All banks are subject to an initial shock consisting in the devaluation of their external assets by a factor α. The violet curves represent the relative equity loss that is directly due to the initial shock, while the blue curves include losses due to the contagion dynamics. Every point is the average over 100 reconstructed networks and the semi-transparent region covers the range between the minimum and maximum across the sample. α is fixed in the top panels and equals to 0.5% (panel a) or 1% (panel b). We see that the amplification effect is reduced from 2008 to 2013. Bottom panels refer to 2008 (panel c) and 2013 (panel d). We see that the relative equity loss saturates for large enough shocks. In 2008 the saturation already occurs for shocks as large as 0.5%.
Fig 2Scatter plot of impact and vulnerability (reverse) rankings in 2008 (panel a) and 2013 (panel b).

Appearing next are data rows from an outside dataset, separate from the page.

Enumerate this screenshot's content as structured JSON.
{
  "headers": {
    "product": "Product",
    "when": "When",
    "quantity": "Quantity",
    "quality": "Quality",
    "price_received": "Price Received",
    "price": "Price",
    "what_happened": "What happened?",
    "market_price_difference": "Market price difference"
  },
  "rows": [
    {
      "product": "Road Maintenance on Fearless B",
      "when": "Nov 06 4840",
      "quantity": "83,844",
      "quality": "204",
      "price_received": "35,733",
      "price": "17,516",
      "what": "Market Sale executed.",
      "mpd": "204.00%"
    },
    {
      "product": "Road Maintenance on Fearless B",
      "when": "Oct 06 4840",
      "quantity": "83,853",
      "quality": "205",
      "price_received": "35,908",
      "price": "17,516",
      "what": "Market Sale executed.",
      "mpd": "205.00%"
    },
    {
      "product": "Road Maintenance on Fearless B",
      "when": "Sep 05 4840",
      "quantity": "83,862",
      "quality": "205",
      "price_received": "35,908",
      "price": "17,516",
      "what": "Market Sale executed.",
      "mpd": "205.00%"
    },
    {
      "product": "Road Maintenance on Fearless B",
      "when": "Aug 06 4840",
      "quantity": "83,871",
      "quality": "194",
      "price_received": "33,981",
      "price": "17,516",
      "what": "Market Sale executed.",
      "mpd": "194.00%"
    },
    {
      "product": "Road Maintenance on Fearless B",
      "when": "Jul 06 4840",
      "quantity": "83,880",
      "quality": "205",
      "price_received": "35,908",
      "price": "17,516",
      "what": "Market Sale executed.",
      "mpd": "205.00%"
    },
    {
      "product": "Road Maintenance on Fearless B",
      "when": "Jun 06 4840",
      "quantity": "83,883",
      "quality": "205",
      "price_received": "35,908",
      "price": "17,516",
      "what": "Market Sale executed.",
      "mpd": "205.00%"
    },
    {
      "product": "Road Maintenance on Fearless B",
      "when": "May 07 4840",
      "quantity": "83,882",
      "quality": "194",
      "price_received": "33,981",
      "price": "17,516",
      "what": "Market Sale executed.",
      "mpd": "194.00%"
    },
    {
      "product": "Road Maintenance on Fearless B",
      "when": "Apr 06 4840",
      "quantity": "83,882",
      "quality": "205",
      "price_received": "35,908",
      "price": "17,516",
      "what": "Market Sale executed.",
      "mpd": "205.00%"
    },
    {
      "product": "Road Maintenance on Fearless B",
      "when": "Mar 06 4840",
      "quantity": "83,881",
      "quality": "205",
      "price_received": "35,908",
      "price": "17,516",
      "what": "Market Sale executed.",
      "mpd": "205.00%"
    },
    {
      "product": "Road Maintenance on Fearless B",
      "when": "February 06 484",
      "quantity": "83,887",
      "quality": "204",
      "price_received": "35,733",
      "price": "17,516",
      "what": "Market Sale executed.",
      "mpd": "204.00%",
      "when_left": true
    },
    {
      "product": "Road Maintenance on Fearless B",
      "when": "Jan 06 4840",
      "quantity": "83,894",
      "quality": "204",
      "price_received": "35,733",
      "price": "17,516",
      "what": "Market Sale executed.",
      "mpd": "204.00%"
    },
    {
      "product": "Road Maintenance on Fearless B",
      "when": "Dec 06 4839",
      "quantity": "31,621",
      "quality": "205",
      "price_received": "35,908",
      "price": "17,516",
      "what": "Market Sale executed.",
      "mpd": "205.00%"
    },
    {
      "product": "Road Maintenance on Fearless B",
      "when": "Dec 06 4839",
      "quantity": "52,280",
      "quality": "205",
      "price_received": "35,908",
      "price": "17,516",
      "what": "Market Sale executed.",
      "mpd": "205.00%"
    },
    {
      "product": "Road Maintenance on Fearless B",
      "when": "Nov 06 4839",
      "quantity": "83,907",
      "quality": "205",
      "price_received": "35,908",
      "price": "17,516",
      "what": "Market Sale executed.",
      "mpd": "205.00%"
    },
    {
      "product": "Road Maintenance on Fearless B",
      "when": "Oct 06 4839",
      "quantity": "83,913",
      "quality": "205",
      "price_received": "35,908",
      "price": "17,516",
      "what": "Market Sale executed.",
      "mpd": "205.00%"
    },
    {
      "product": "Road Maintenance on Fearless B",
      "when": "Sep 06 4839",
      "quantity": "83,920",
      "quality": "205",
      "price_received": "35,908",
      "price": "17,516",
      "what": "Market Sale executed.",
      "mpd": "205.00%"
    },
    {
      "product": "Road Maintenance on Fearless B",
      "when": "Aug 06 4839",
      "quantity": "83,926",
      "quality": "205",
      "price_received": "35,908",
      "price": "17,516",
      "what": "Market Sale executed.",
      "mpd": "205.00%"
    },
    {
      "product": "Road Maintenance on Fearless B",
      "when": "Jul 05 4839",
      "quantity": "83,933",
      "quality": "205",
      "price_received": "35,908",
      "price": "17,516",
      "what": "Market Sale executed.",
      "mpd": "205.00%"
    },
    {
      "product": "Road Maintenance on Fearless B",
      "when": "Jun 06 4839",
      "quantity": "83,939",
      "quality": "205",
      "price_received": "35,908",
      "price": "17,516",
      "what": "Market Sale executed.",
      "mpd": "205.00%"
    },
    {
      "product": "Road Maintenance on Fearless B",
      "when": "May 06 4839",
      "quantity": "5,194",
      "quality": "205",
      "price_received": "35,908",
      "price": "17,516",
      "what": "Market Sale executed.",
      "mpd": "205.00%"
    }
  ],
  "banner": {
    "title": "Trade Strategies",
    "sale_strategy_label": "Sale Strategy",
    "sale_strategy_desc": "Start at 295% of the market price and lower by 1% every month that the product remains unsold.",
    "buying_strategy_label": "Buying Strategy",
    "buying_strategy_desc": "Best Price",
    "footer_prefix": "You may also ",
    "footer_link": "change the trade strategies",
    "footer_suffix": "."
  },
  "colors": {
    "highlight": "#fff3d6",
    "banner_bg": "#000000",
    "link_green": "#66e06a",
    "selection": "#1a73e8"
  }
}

An initial shock corresponding to a 0.5% devaluation of its assets is applied to one bank at a time, and the experiment is repeated for each bank. The impact of a bank is measured as the relative equity loss experienced by the system when that bank is shocked. The vulnerability of a bank is its relative equity loss averaged over all the experiments. In addition, we average impact and vulnerability across a sample of 100 reconstructed networks. Finally, we build reverse ranking (i.e. in descending order) of both quantities, so that larger values on both axes correspond to more impactful and more vulnerable banks. Bubble size is proportional to the total assets of the corresponding bank. The most dangerous banks are also the most vulnerable.